Ведь наш народ очень музыкален и всегда в любые самые древние времена песня играла огромную роль в его жизни.
Некоторые песни поют, другие – голосят, третьи – выкликают, плачут… Каждая песня выражала какое-то конкретное действие.
Есть и артельные песни, каждая из которых сопровождала какой-то рабочий процесс. Например – песни бурлацкие.
Были песни, олицетворяющие общение с лесными духами, проводы в армию, заклинание весны.
Русская народная песня – была не той музыкой, которая живёт в  нашем современном понимании. Она была скорее исключительно живым общением со слушающей аудиторией самого народного исполнителя. И даже типичные русские частушки являются не чем иным, как бытовыми песнями.
Словам некоторых старинных русских песен было несколько сотен лет, но всё равно каждый раз они исполнялись по-разному: с чувством сопричастности с тем, о чём поётся в песне.
- Прости, что перебиваю, мать, но хочется подчеркнуть этот важный момент о словах, - вообще о содержании песен. Слова потому и были близки и дороги каждому, что они были выстраданы временем и самой жизнью народа. Но надо сказать, что песня в послевоенное время (я уже очень хорошо помню, а тем более и в довоенное время) ещё играла огромную роль в жизни русского крестьянства, да и народа в целом. Пели не только русские, но и прекрасные советские песни.
          Пели, когда отдыхали; пели, когда работали, казалось совершенно уставшие уже люди: когда теребили лён или молотили зерно….
          - Да, да, да, сынок, и я как раз об этом хочу сказать. Это удивительно, что песня была всегда рядом: и в праздники, и в будни, и в радости, и в горе. Её пели в дни веселий и похорон, потому что песня, русская песня, отражала саму жизнь – в ней самой жила многострадальная и такая богатая русская душа. С песней обретали силу, надежду и веру. Кстати, Валерий, у тебя же есть об этом стихи…
          - Сейчас вспомню, может быть, ты имеешь в виду вот эти:

                Песня
               
                Среди запутанных дорог
                Земли моей многострадальной
                Я был доверчив, одинок
                И заколдован песней дальней.

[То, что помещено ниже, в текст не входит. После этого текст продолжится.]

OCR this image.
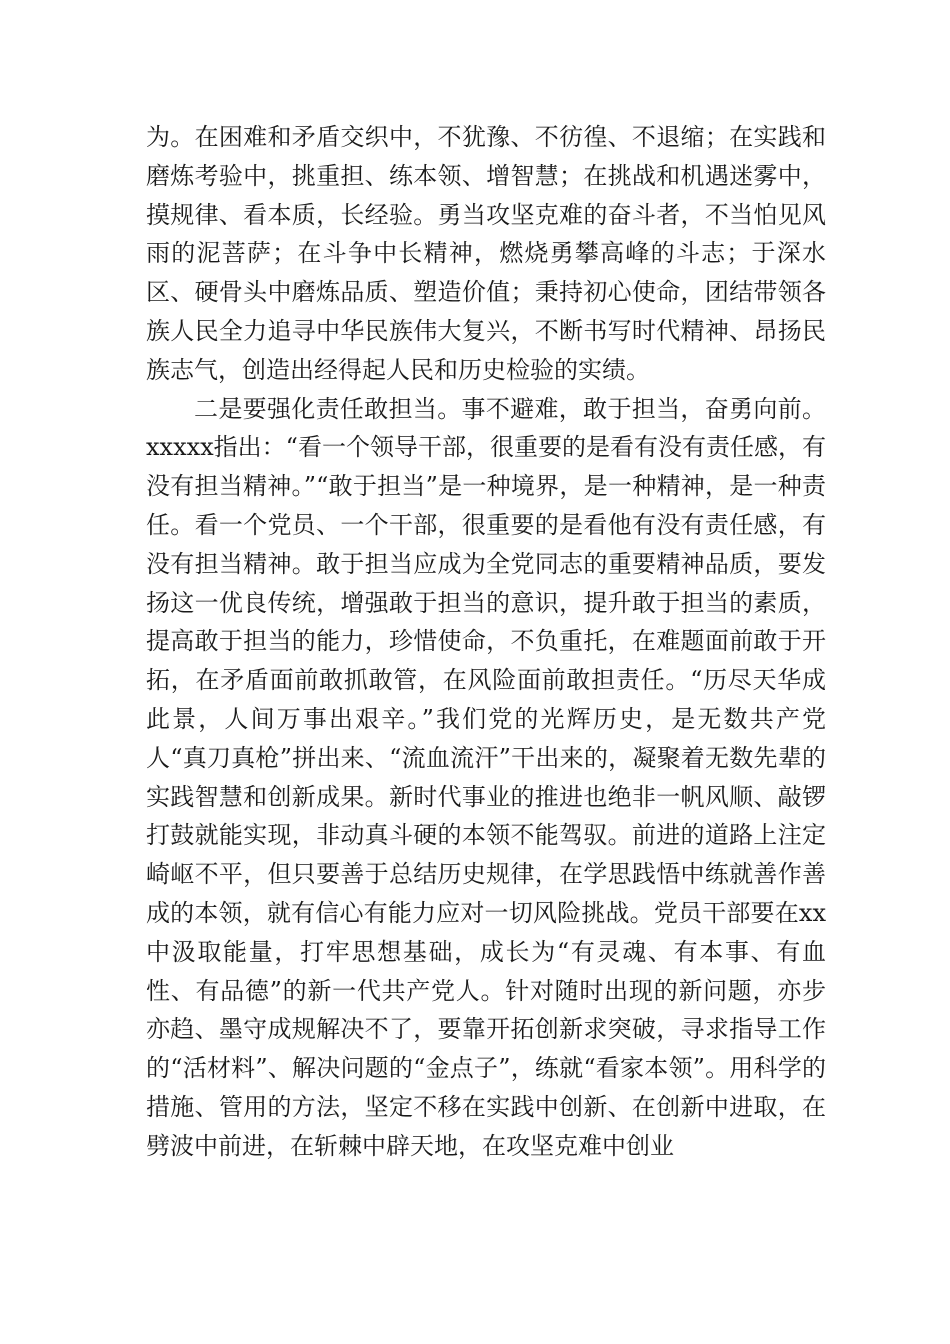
为。在困难和矛盾交织中，不犹豫、不彷徨、不退缩；在实践和磨炼考验中，挑重担、练本领、增智慧；在挑战和机遇迷雾中，摸规律、看本质，长经验。勇当攻坚克难的奋斗者，不当怕见风雨的泥菩萨；在斗争中长精神，燃烧勇攀高峰的斗志；于深水区、硬骨头中磨炼品质、塑造价值；秉持初心使命，团结带领各族人民全力追寻中华民族伟大复兴，不断书写时代精神、昂扬民族志气，创造出经得起人民和历史检验的实绩。

二是要强化责任敢担当。事不避难，敢于担当，奋勇向前。xxxxx指出：“看一个领导干部，很重要的是看有没有责任感，有没有担当精神。”“敢于担当”是一种境界，是一种精神，是一种责任。看一个党员、一个干部，很重要的是看他有没有责任感，有没有担当精神。敢于担当应成为全党同志的重要精神品质，要发扬这一优良传统，增强敢于担当的意识，提升敢于担当的素质，提高敢于担当的能力，珍惜使命，不负重托，在难题面前敢于开拓，在矛盾面前敢抓敢管，在风险面前敢担责任。“历尽天华成此景，人间万事出艰辛。”我们党的光辉历史，是无数共产党人“真刀真枪”拼出来、“流血流汗”干出来的，凝聚着无数先辈的实践智慧和创新成果。新时代事业的推进也绝非一帆风顺、敲锣打鼓就能实现，非动真斗硬的本领不能驾驭。前进的道路上注定崎岖不平，但只要善于总结历史规律，在学思践悟中练就善作善成的本领，就有信心有能力应对一切风险挑战。党员干部要在xx中汲取能量，打牢思想基础，成长为“有灵魂、有本事、有血性、有品德”的新一代共产党人。针对随时出现的新问题，亦步亦趋、墨守成规解决不了，要靠开拓创新求突破，寻求指导工作的“活材料”、解决问题的“金点子”，练就“看家本领”。用科学的措施、管用的方法，坚定不移在实践中创新、在创新中进取，在劈波中前进，在斩棘中辟天地，在攻坚克难中创业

                Идя под вечер на простор, 
                Я к ней случайно как-то вышел.
                И ею брежу до сих пор, -
                Как будто что-то не расслышал.

                Средь голубого моря льна,
                Среди лесной осенней сказки
                Мне часто слышалась она
                В какой-то жалостной окраске.

                И открывался смысл большой,
                Ломавший к истине барьеры,
                Что мир, без песни за душой,
                Как жизнь без правды или веры.   

            *****
      
           - Кроме всех сельскохозяйственных работ и отъездов в Москву, папашка наш ещё занимался садоводством. У нас был большой яблоневый сад, а также сливы, вишни, и было много разной смородины.
          Отец читал академика Мичурина и однажды вывел для нас тогда новый сорт ягод, скрестив красную смородину с крыжовником.
          Я помню эти ягодки продолговатой формы, жёлтого цвета, кисловатые, но вкусные.
          Посреди ухоженного сада стояла большая красивая яблоня. Мы прозвали её «дурочка», и вот за что. На яблоне росли изумительной красоты кругло-приплюснутые яблочки. Созревая, плоды были прозрачными (видны были семечки), розового цвета без единой червоточины.
          Но, Боже, какие эти яблоки были горькие! Их и поросята не ели. Яблоки висели до морозов, но мы ходили к «дурочке» во все времена года, особенно весной, во время цветения. Тогда наша «дурочка» превращалась в невесту, и мы сидели под ней на скамейке.
          Отец выращивал малину, сладкую и крупную, по форме и величине напоминающую напёрсток. В жизни своей такой малины я больше не видала.
          За его трудолюбие, порядочность и честность, за его высокий авторитет среди крестьян после роспуска коммуны, при создании в Гнездово колхоза,  его избрали первым председателем. На этом посту  председателя колхоза «Активист» - в 1939 году он и умер.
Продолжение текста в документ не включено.